Sprint today was also targeted by the Consumer Financial Protection Bureau (CFPB), which announced that it has filed a lawsuit against the mobile carrier in connection with a number of cramming allegations. The CFPB's lawsuit is seeking both refunds for affected customers and penalties to deter future cramming practices.

CFPB Lawsuit 'Disappointing'

We reached out to Sprint for comment on both the FCC and CFPB actions. Stephanie Vinge, Sprint's spokesperson for litigation, privacy and security issues, told us the company doesn't comment on "rumor and speculation" so had no statement regarding the reported FCC fines.
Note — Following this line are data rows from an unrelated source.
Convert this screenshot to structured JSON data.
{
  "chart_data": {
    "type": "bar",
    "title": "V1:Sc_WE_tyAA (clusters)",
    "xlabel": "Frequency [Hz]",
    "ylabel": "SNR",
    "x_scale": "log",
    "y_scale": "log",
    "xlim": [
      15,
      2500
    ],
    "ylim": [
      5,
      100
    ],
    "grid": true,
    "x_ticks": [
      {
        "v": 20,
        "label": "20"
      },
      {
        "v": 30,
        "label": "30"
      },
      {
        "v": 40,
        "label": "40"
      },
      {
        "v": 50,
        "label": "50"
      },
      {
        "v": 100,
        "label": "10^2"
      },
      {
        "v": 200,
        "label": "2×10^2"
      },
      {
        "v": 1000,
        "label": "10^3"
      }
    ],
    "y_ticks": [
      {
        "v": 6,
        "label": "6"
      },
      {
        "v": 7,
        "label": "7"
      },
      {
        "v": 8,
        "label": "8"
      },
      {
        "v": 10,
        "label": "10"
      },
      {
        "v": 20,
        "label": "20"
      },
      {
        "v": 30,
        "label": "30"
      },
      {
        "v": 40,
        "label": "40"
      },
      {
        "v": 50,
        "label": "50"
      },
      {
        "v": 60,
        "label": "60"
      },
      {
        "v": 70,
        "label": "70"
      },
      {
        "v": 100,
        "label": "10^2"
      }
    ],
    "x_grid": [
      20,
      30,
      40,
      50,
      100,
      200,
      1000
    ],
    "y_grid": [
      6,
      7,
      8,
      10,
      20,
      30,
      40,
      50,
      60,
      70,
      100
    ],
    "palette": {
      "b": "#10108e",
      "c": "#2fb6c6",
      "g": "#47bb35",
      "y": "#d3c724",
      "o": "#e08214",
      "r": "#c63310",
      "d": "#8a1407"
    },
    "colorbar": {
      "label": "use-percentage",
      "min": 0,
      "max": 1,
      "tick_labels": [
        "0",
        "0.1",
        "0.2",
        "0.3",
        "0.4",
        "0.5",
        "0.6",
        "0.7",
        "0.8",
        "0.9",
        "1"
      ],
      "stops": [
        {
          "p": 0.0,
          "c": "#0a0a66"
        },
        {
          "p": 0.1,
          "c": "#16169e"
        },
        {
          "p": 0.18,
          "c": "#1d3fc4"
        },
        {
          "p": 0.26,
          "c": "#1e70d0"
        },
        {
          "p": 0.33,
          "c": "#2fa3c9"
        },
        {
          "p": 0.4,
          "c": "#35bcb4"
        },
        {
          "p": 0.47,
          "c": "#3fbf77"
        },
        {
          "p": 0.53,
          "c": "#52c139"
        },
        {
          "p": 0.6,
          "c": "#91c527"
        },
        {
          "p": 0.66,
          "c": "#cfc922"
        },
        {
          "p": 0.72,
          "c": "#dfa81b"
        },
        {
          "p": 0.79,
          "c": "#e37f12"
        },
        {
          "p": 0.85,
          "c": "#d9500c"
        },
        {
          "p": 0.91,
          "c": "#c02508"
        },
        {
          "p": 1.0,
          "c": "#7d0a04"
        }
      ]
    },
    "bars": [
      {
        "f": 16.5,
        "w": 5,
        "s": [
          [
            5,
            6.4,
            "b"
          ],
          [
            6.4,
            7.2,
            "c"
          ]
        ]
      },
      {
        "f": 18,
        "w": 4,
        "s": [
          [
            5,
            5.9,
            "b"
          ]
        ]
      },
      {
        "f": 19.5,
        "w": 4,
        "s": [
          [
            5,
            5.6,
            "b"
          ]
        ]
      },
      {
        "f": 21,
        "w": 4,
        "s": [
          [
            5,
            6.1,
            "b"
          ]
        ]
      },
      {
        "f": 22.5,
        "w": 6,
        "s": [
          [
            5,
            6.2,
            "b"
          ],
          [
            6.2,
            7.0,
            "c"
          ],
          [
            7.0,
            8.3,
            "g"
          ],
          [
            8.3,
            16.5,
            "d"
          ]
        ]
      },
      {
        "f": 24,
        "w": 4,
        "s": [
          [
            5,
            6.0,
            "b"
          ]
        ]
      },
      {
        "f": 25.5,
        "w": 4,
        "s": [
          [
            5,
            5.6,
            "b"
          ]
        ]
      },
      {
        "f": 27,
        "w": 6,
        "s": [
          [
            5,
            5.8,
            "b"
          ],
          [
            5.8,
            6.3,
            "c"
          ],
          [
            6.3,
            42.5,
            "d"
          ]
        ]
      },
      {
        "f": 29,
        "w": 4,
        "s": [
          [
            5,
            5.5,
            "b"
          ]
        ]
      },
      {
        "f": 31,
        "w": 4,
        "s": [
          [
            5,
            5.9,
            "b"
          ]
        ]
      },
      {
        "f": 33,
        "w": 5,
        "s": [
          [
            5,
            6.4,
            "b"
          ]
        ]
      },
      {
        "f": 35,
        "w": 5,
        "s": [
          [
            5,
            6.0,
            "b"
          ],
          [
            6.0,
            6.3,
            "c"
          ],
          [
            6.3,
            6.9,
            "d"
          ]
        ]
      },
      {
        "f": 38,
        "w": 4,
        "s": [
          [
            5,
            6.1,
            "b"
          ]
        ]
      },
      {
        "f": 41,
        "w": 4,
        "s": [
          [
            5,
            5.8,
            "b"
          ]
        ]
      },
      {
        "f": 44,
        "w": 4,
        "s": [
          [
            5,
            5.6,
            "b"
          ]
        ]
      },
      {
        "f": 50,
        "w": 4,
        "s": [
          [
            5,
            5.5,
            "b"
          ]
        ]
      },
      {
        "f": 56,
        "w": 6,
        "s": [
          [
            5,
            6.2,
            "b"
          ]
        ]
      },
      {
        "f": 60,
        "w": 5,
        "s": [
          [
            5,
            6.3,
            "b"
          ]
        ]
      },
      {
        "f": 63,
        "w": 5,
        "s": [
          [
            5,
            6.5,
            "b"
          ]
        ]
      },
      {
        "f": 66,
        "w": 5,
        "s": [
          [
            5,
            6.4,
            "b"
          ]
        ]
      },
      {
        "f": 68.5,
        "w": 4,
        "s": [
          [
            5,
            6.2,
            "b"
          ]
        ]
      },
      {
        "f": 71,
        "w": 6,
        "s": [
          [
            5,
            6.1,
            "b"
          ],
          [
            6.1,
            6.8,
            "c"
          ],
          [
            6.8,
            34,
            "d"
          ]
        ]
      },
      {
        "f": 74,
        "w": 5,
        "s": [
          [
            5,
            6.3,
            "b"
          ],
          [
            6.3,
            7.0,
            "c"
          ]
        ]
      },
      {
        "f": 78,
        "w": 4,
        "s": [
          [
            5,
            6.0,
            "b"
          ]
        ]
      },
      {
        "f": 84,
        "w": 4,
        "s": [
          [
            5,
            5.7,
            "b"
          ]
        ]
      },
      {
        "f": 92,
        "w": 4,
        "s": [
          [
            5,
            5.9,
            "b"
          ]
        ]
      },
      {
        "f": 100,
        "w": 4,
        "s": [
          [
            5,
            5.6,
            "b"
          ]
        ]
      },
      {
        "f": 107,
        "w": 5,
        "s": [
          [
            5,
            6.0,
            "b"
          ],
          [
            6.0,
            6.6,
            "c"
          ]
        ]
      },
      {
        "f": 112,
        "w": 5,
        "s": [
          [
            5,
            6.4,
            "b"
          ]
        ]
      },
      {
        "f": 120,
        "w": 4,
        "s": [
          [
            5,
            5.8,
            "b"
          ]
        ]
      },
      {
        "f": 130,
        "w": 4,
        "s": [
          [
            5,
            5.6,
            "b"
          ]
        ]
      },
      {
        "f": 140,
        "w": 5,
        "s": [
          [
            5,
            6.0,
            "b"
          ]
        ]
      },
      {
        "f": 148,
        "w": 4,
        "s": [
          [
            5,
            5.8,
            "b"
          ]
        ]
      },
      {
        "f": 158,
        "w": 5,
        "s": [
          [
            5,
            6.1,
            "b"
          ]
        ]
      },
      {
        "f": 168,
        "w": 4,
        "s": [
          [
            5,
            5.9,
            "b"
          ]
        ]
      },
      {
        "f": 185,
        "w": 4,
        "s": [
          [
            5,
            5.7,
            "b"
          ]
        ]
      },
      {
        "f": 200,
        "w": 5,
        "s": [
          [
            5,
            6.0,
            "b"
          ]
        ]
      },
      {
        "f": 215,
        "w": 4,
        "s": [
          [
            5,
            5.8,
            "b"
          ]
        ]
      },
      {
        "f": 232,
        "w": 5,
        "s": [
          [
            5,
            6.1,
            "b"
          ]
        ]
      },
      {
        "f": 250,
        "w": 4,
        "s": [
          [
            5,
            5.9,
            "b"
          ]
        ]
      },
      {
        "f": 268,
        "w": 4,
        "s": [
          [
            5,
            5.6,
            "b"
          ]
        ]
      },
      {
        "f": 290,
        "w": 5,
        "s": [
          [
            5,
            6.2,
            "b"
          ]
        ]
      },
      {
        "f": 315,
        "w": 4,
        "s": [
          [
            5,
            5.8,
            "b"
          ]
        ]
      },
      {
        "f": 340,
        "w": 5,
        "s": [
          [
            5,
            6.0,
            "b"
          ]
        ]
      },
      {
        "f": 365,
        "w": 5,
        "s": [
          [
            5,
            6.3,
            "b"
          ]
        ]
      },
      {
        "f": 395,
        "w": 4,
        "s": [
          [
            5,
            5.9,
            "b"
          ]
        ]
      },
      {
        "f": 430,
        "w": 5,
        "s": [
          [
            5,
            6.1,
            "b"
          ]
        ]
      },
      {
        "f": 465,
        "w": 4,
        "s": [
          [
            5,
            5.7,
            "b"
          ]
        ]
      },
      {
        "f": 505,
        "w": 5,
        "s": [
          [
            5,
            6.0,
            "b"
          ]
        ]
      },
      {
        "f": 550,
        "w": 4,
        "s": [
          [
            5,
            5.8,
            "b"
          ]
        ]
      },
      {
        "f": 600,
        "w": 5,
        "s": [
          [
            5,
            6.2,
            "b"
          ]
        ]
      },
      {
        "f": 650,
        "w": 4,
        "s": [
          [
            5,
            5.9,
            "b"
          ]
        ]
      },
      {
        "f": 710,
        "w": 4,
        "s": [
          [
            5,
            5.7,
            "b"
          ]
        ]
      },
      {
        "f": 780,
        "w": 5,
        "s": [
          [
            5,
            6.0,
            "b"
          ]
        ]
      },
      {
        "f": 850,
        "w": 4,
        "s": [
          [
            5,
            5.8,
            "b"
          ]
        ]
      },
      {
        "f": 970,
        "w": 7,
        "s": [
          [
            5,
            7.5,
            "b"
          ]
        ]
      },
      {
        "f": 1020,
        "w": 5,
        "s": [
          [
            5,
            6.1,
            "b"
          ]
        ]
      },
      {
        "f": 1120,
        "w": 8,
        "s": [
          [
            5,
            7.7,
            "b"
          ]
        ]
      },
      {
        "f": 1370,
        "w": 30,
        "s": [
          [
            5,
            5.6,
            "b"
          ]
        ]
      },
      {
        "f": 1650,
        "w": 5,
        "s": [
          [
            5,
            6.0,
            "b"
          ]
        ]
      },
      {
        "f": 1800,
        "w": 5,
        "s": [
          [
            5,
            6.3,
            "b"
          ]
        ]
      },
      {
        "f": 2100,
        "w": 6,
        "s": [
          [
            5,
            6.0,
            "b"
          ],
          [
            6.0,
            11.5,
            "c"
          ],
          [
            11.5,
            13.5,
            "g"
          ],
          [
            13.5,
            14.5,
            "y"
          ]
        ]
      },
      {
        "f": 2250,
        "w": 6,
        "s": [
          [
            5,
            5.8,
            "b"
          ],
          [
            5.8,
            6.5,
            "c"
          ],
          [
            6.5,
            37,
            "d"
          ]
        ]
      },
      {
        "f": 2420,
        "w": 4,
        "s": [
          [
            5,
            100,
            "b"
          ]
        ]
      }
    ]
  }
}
As to the CFPB's lawsuit, Vinge said, "We are disappointed that the CFPB has decided to target Sprint on this issue, and we strongly disagree with its characterization of our business practices. Sprint took considerable steps to protect wireless customers from unauthorized third-party billing and is an industry leader in proactively preventing unauthorized charges. We recognize this is an important issue for our customers, and we consistently have encouraged any customers who think they may have incurred an unauthorized third-party charge on their phone bill to contact Sprint to resolve the issue."

Vinge noted that Sprint was "the first major wireless carrier to partner with an outside compliance vendor to proactively monitor companies that placed charges on Sprint bills." The company also provides resources to customers who wish to block third-party charges and offers a "favorable refund policy" for consumers who believe they have incurred crammed charges, she added.

Numerous 'Red Flags' Missed

In October, the FCC reached a $105 million settlement with AT&T Mobility over similar cramming complaints about unauthorized third-party charges and premium text messaging services. At the time, the agency noted that it was "the largest enforcement action in FCC history."

In July, the U.S. Federal Trade Commission (FTC) also came out with new guidelines aimed at improving anti-cramming protections for wireless customers. The guidelines didn't expand existing regulations but recommended a set of consumer-focused best practices for mobile carriers.

According to the FTC, the real cost of cramming to consumers in dollars is unknown. Three cases brought by the agency in 2013 were settled with the FTC handing down more than $160 million in judgments. Cramming is "almost the perfect scam," one official with the National Consumers League has said.

"Consumers ended up paying tens of millions of dollars in unauthorized charges, even though many of them had no idea that third parties could even place charges on their bills," said CFPB Director Richard Cordray, upon announcing the agency's lawsuit against Sprint. "As the use of mobile payments grows, we will continue to hold wireless carriers accountable for illegal third-party billing."

Unauthorized charges to Sprint customers between 2004 and December 2013 amounted to "millions of dollar each year," according to the CFPB filing. The company's billing and payment system, "gave third parties virtually unfettered access to its customers' accounts," according to the CFPB lawsuit. The company also continued to operate that system "despite numerous red flags, such as high refund rates and complaints from customers, law-enforcement agencies, and consumer groups."

The CFPB's complaint noted a number of violations by Sprint under the Dodd-Frank Wall Street Reform and Consumer Protection Act.